Monday, January 10, 2005

Man...What's that feeling in my neck?!

Well here I am...Back at 'er. I am situated at the Foothills Hospital, about ten minutes from downtown Calgary.... Getting chemo pumped through my veins. I successfully started my fashionably new protocol, that will (of course not guaranteed) get me back, out of this place hopefully for good, let me get on with my life, and never have to come back to a hospital.

My neck is really sore. My CV line was "plugged" into me this morning, about a 20 minute procedure. Of course I toughed it out, didn't get any of those "put-under" drugs the wimps go for. I didn't even take the freezing....Yeah right! They froze me, but the rest was easy, just the feeling of tubes being eased into the tissues, and underneath my skin. It still is throbbing, and uncomfortable to move my neck and arms in certain positions, just wait until I have to go to sleep. But eventually the pain, and throbbing will ease.

The doses of chemo I am, and will be receiving everyday this week, so far is going down good. I am pumping a bag while I type in fact. No nausea yet, but who knows, I may be puking my guts out tomorrow, you just got to take it as it comes! I am also on a stimulant that is supposed to help keep my white blood cell levels up, that way I won't crash so hard and become neutropenic again, but good things always have side effects, I may experience bone pain, because this drug stimulates the marrow, which lays inside the bone.

So, nothing really to report, except I am in so much excruciating pain, it's so unbearably unbearable...Psyche!! No, seriously, I am hurting a bit, but like all pain, it is definitely not permanent, I can already feel the tubes growing into the laying of skin. It is so gross to feel! But I am like Lance Armstrong, he had one, they needed to cut his out, I think 'cause it was totally embedded.... Shudder!!

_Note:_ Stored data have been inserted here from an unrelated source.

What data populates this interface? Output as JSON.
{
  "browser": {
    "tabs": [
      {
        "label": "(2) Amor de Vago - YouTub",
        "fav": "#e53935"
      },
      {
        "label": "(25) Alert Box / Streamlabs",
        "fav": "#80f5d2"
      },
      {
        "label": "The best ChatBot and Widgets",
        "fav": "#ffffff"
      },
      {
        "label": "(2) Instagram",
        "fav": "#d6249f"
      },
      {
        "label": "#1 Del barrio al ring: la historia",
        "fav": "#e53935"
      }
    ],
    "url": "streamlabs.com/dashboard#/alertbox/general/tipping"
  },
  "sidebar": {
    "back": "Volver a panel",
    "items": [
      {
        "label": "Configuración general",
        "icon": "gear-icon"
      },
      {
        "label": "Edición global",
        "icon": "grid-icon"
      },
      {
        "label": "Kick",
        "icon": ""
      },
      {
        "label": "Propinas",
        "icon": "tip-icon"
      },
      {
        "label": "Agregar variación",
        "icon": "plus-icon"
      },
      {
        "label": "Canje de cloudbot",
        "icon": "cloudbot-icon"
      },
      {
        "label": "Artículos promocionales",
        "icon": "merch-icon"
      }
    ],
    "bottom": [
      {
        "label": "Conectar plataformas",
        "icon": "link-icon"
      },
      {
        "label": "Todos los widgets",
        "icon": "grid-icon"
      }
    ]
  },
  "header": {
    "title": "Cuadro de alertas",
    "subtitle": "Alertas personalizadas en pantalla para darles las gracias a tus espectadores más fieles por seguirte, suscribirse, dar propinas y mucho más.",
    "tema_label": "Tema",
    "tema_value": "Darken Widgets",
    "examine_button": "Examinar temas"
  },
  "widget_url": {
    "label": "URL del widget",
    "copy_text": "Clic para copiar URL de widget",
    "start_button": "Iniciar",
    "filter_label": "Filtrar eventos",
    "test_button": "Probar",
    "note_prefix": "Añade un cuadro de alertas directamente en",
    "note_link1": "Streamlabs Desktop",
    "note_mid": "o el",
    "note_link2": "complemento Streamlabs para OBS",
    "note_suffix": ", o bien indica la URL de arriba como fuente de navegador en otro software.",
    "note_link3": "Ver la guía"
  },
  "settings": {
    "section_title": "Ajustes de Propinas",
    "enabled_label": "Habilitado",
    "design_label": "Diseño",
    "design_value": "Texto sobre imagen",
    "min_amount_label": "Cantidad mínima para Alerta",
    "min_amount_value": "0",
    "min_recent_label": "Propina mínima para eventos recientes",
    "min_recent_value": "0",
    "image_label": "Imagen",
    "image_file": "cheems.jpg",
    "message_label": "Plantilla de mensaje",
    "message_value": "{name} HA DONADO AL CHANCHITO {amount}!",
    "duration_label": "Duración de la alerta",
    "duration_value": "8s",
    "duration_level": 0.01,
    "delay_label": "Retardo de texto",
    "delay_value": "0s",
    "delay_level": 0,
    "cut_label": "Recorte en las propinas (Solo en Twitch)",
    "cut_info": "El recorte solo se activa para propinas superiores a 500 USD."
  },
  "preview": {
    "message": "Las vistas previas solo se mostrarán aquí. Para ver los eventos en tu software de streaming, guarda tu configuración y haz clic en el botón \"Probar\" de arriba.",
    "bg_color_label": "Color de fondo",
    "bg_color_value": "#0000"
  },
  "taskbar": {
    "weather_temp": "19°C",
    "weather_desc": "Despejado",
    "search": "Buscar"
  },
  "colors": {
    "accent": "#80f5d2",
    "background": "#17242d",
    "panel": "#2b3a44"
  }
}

Tonight I met a lady who is getting her Bone Marrow Transplant on Friday, she is excited, cause it will finally mean that her Leukemia is pretty much gone. It made me feel good to see that she wasn't scared, and was just thinking that this will all be over in a little while. She will have to spend up to three months in the hospital after her transplant, much of the same route that I will be following, once I reach Complete Remission, and find a match, and do my BMT, and suffer for a few months, and get better, and get cured, and go to school, and get a job, and get married, and have kids, and man there is so much left to do!!!